Immer wieder hört man von Datenlecks, von Hacks, von Erpressung im Netz. Und, schwupp, landen persönliche Daten im Netz. Das können einfach nur E-Mail-Adressen und Passwörter sein, Informationen über das Kauf- und Surfverhalten, aber auch Bank-, Kreditkarten- und Versicherungsdaten, die Betrugsfällen, Erpressung und hohen finanziellen Schäden Tür und Tor öffnen. Und das muss nun wirklich nicht sein, oder? Gestohlen wir natürlich des Geldes wegen, und je nach Datensatz kann der Wert ordentlich sein.

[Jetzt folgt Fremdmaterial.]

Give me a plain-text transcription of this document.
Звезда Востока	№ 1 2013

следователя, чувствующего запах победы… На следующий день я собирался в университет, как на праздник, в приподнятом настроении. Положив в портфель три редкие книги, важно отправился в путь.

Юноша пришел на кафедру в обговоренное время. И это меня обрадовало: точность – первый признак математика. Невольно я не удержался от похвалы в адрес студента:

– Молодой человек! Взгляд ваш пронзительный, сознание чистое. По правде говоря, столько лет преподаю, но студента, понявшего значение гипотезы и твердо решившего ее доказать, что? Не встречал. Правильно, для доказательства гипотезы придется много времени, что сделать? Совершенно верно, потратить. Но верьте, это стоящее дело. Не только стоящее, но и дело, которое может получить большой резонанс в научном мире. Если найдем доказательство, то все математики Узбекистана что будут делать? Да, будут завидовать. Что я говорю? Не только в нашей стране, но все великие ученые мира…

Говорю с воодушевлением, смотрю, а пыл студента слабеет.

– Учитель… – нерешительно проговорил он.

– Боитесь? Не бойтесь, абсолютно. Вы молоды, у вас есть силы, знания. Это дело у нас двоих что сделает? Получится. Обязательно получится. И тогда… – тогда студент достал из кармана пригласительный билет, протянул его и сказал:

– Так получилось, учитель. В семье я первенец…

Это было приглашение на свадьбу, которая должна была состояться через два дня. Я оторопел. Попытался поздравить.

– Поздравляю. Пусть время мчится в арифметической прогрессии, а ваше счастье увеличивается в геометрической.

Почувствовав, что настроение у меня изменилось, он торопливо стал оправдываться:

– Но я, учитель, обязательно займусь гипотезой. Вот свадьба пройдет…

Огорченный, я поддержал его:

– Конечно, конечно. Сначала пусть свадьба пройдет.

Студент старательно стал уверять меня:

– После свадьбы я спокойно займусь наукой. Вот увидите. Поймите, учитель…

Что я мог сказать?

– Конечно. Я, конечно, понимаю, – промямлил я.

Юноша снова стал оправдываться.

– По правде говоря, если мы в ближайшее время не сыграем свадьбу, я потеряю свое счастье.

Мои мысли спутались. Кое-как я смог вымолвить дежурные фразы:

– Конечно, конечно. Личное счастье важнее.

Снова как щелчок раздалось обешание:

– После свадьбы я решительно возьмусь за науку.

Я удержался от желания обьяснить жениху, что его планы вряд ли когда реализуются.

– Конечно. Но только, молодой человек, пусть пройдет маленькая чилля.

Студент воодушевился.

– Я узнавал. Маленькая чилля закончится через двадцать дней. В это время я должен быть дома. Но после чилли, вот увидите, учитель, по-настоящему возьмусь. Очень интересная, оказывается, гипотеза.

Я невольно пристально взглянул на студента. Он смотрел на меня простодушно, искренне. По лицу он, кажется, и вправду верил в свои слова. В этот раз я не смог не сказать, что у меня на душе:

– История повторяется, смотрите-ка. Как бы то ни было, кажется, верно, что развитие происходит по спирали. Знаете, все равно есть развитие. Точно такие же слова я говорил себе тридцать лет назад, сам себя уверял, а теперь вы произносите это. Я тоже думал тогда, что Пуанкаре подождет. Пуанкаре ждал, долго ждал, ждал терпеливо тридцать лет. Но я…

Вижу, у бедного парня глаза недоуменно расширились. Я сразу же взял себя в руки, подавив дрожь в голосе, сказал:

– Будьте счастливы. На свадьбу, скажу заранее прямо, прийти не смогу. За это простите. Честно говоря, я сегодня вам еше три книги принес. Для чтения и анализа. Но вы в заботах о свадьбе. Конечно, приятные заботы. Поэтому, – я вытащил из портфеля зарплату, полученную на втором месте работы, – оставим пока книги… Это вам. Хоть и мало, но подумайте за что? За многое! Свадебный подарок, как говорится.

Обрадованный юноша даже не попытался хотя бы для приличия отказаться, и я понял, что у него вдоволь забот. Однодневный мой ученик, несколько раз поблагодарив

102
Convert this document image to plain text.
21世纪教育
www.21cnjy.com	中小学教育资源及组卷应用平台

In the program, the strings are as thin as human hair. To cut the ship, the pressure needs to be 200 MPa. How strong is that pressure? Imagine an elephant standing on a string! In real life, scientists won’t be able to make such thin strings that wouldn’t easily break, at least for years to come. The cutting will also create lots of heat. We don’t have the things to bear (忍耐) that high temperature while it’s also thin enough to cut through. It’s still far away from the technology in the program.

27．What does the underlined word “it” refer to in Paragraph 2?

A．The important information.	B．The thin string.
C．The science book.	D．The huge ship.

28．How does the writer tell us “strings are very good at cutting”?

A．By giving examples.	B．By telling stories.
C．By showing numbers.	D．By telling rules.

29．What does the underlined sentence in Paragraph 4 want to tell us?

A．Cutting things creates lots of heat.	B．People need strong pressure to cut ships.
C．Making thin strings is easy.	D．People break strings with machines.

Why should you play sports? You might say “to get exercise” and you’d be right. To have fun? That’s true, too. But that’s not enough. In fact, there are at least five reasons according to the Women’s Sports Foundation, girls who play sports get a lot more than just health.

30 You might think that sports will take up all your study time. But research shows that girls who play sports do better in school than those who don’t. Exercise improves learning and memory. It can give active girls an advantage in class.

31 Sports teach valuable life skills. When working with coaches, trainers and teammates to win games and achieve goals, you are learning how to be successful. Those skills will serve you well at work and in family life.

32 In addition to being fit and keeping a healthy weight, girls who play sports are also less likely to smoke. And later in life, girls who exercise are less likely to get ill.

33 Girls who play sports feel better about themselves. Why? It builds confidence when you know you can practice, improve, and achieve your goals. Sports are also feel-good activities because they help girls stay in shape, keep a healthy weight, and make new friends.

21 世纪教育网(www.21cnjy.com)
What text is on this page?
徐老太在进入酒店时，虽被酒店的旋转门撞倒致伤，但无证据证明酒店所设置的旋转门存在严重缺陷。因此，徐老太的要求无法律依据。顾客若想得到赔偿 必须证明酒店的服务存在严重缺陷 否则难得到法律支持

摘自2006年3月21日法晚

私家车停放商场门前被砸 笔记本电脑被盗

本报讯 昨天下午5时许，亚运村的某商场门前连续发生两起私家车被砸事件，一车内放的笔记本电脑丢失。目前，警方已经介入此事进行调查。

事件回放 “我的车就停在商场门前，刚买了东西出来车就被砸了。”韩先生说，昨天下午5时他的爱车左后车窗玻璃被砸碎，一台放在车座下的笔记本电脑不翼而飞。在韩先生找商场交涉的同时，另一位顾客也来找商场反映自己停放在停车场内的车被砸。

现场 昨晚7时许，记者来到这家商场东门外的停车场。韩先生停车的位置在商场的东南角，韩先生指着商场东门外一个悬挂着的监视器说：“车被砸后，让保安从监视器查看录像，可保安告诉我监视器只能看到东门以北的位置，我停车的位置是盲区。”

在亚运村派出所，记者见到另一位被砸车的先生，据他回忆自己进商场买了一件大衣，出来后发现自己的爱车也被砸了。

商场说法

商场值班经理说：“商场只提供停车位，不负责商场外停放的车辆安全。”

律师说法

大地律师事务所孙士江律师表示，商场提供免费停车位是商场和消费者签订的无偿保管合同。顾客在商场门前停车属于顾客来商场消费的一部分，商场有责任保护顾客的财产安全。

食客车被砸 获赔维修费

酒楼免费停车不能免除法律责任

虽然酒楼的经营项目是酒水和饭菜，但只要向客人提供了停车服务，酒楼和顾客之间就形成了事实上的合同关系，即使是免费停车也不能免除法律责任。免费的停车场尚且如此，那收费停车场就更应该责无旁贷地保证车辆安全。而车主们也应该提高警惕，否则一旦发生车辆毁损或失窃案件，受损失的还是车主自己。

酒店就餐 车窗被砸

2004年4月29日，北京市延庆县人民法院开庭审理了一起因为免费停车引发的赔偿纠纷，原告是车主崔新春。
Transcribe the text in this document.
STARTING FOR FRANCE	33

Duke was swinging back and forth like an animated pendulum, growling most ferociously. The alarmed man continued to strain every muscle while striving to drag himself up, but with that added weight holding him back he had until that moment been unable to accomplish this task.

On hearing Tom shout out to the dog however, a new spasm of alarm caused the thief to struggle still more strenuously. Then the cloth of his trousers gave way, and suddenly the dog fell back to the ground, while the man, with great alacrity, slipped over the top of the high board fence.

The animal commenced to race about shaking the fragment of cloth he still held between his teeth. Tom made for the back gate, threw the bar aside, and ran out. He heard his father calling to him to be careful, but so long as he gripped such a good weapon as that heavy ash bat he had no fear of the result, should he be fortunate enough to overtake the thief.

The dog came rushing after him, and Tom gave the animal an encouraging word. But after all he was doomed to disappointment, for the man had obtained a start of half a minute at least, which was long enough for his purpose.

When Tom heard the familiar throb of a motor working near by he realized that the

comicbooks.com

Diebstahl als finanzielles Motiv

Nun, das sollte wirklich keine Überraschung sein: Die meisten Daten werden gestohlen, um damit Geld zu lukrieren. Besagtes Diebesgut – für die Opfer eher „Diebesschlecht“ – landet im Darknet und wird entweder über Kryptowährung oder Western-Union-Überweisung bezahlt. Wie hoch die Preise sind, ist in der Regel eine Sache von Angebot und Nachfrage. Bestehen Bedarf und Interesse, wandern höhere Beträge an den Anbieter. Der Markt regelt in diesem Falle auch das Darknet, eine Art Ironie des Schicksals.

Bank- und Gesundheitsdaten werden „beliebter“

Ganz oben auf der Liste stehen, wenig überraschend, Kreditkartendaten. Der Preis für Datensätze hängt vom Guthaben ab. Experten berichten, dass die Zahlungen für entsprechende Informationen zuletzt deutlich angestiegen sind. So sind Kreditkarten mit einem Guthaben von bis zu 5.000 US-Dollar an die 240 Dollar wert, im Vorjahr waren es noch 20 Dollar. Zugang zu E-Banking-Daten sind mittlerweile auch deutlich wertvoller, während gehackte Social-Media- und E-Mail-Konten an Bedeutung verloren. Auf dem durchaus schockierenden aufsteigenden Ast finden sich Gesundheitsdaten. Ein besonders unschönes Beispiel dafür kommt aus Finnland, wo die Daten einer psychotherapeutischen Praxis gehackt und die Patienten mit der Veröffentlichung ihrer privaten Informationen erpresst wurden.